Ill post an update later on how well it works. Since I'm a 50 year old ham artist and not really a windows geek, can anyone give me instructions on how to set up these nifty VM devices?

-The Not-Yet-Registered Anonymous Coward!

Re:Internet connection gets pulled.

[Stray7Xi]

But just wait to the dark side gets split into chaotic good (where p2p is allowed but no spam) and chaotic evil (no restrictions)!

And it'll keep splitting and splitting until we're not dealing anymore with a few individual networks but a bunch of single computer networks hooked up to one giant... umm internetwork.
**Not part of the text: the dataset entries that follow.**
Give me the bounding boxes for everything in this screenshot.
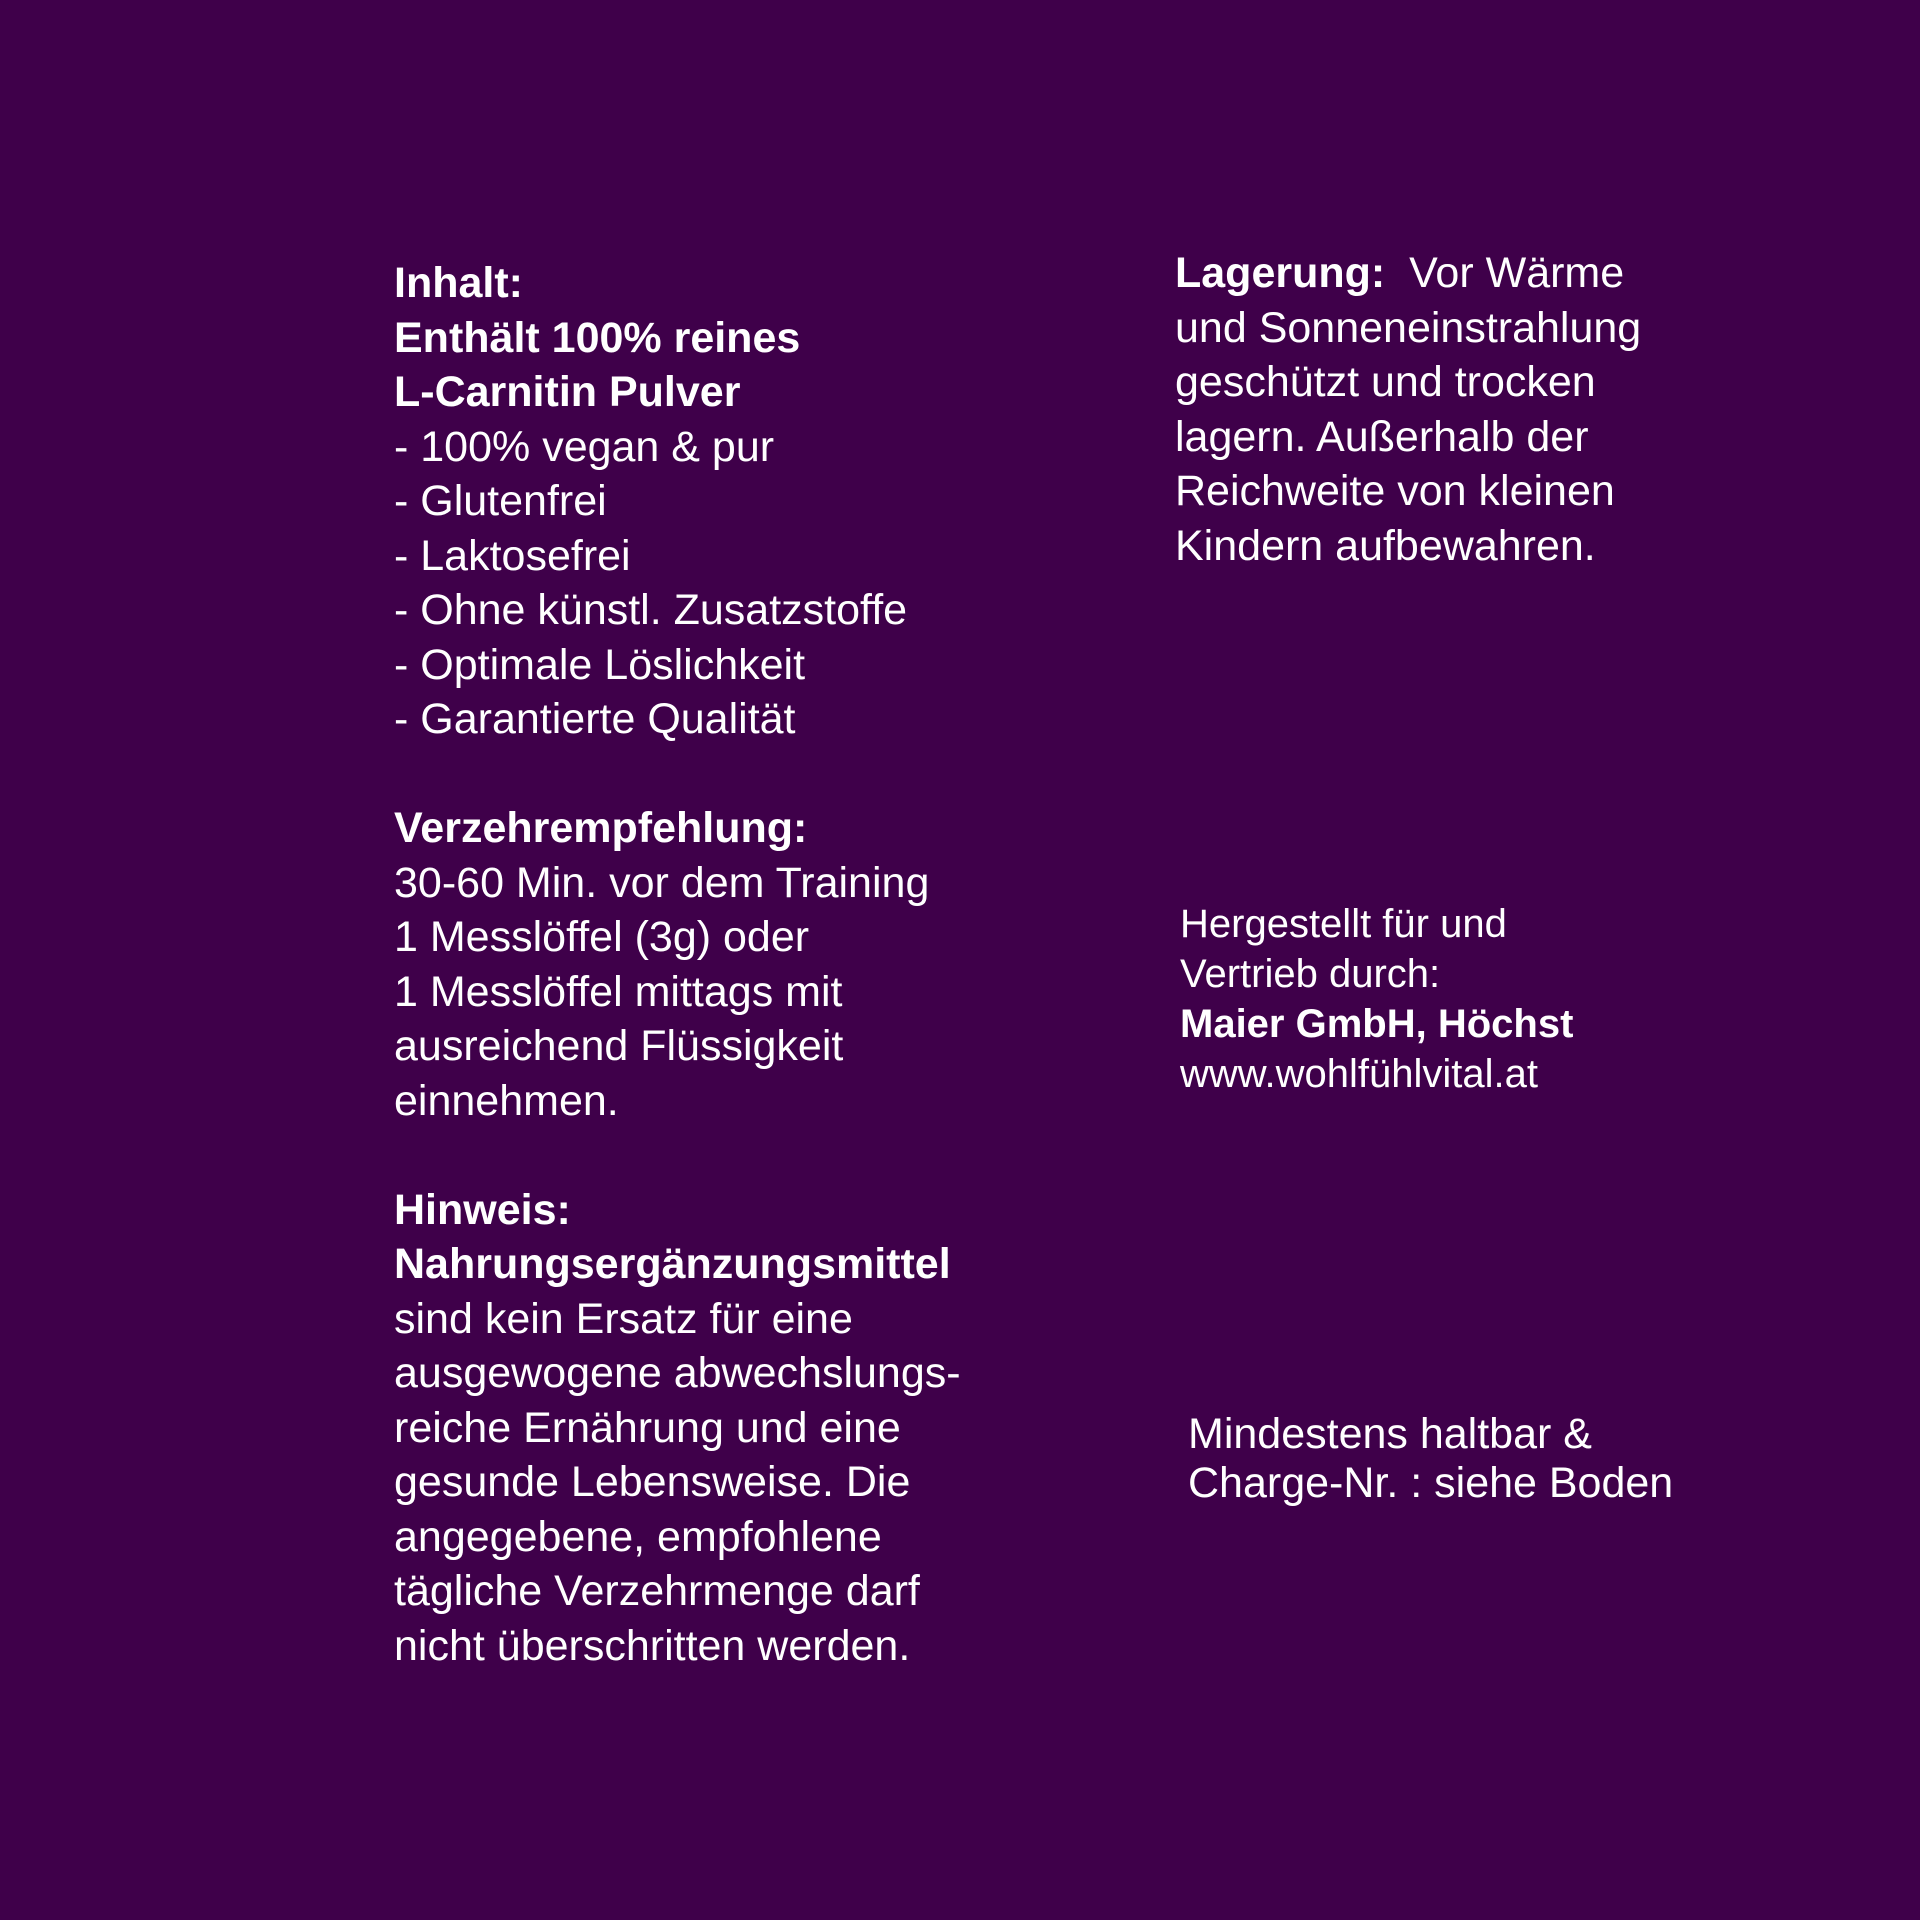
notice-section [394, 1183, 961, 1674]
expiry-section [1188, 1410, 1673, 1508]
expiry-line: Mindestens haltbar & [1188, 1410, 1592, 1458]
manufacturer-website: www.wohlfühlvital.at [1180, 1052, 1538, 1096]
contents-section [394, 256, 961, 747]
notice-line: gesunde Lebensweise. Die [394, 1458, 911, 1506]
contents-item: - Optimale Löslichkeit [394, 640, 806, 689]
contents-item: - Glutenfrei [394, 477, 607, 525]
dosage-line: 30-60 Min. vor dem Training [394, 858, 930, 907]
expiry-line: Charge-Nr. : siehe Boden [1188, 1459, 1674, 1507]
contents-item: - Laktosefrei [394, 531, 631, 580]
contents-heading: Inhalt: [394, 259, 523, 307]
storage-line: Reichweite von kleinen [1175, 467, 1615, 515]
storage-first-line-text: Vor Wärme [1409, 249, 1625, 297]
storage-heading: Lagerung: [1175, 249, 1386, 297]
storage-first-line [1175, 246, 1641, 301]
manufacturer-section [1180, 899, 1573, 1099]
contents-bold-line: L-Carnitin Pulver [394, 368, 741, 416]
dosage-line: 1 Messlöffel (3g) oder [394, 913, 810, 961]
storage-section [1175, 246, 1641, 573]
storage-line: und Sonneneinstrahlung [1175, 303, 1642, 352]
notice-line: ausgewogene abwechslungs- [394, 1349, 961, 1397]
storage-line: lagern. Außerhalb der [1175, 412, 1589, 461]
notice-line: sind kein Ersatz für eine [394, 1294, 853, 1343]
notice-line: reiche Ernährung und eine [394, 1403, 901, 1452]
manufacturer-line: Vertrieb durch: [1180, 952, 1441, 996]
contents-item: - 100% vegan & pur [394, 422, 775, 471]
contents-bold-line: Enthält 100% reines [394, 313, 801, 362]
storage-line: Kindern aufbewahren. [1175, 521, 1596, 570]
dosage-line: ausreichend Flüssigkeit [394, 1022, 844, 1070]
manufacturer-company: Maier GmbH, Höchst [1180, 1002, 1574, 1046]
dosage-line: 1 Messlöffel mittags mit [394, 967, 843, 1016]
contents-item: - Garantierte Qualität [394, 695, 796, 743]
dosage-section [394, 801, 961, 1128]
notice-line: nicht überschritten werden. [394, 1621, 911, 1670]
dosage-heading: Verzehrempfehlung: [394, 804, 808, 852]
section-spacer [394, 747, 961, 802]
notice-line: angegebene, empfohlene [394, 1512, 882, 1561]
manufacturer-line: Hergestellt für und [1180, 902, 1507, 946]
section-spacer [394, 1128, 961, 1183]
storage-line: geschützt und trocken [1175, 358, 1596, 406]
dosage-line: einnehmen. [394, 1076, 619, 1125]
notice-bold-line: Nahrungsergänzungsmittel [394, 1240, 951, 1288]
left-column [394, 256, 961, 1673]
contents-item: - Ohne künstl. Zusatzstoffe [394, 586, 908, 634]
notice-heading: Hinweis: [394, 1185, 571, 1234]
notice-line: tägliche Verzehrmenge darf [394, 1567, 920, 1615]
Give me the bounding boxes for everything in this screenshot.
Isn't this slightly similar to what happened with AOL, Prodigy, Compuserv and most of the early networks offering access to internet.

Shaddup and listen!

[Cycicle]

As of right now and as far as I know, VirtualMDA does Not verify that you are actully sending spam. I am running the program right now and my bandwidth isn't being touched by spam (filtered by zone alarm) and im getting money (or so I think?).

Anyway, they give you $5 for signing up, and as of right now I have $6.17 - assuming they pay.

So yeah, big whoop, I made $1.17 (assuming) and I had it running since Wed. (4/14) night (11PM). So here's what we must try and figure out - how do we get this program to suck up more CPU time?

I did some research and found a nice little option for DOS programs called Idle Sensitivity, but this isn't a DOS program so thats out. What I tried last night was I ran 8 (yes, 8) VMWare Win2k pro machines (win2k pro seemed to get higher CPU usage (around 8% as opposed to 2% I get in XP and 98) in safe mode with networking). My cash flow was higher then normal, but not much.

Also what I tried was a bootable XP Pro CD (BartPE) and that didn't get my CPU usage any higher either, maybe knoppix-STD running WINE?

Also I've been working with ethereal and trying to find out what packets get sent where with this program so maybe I could send a custom packet to whatever remote server and boost my cash flow that way. But as far as I can see, ethereal is all hype. Anyone know anyway to edit and send your own custom packet in ethereal? Etherpeek can do it, and it's easy to use.

But yes, back to virtualmda, anyone know anyway to force a program to use more CPU time?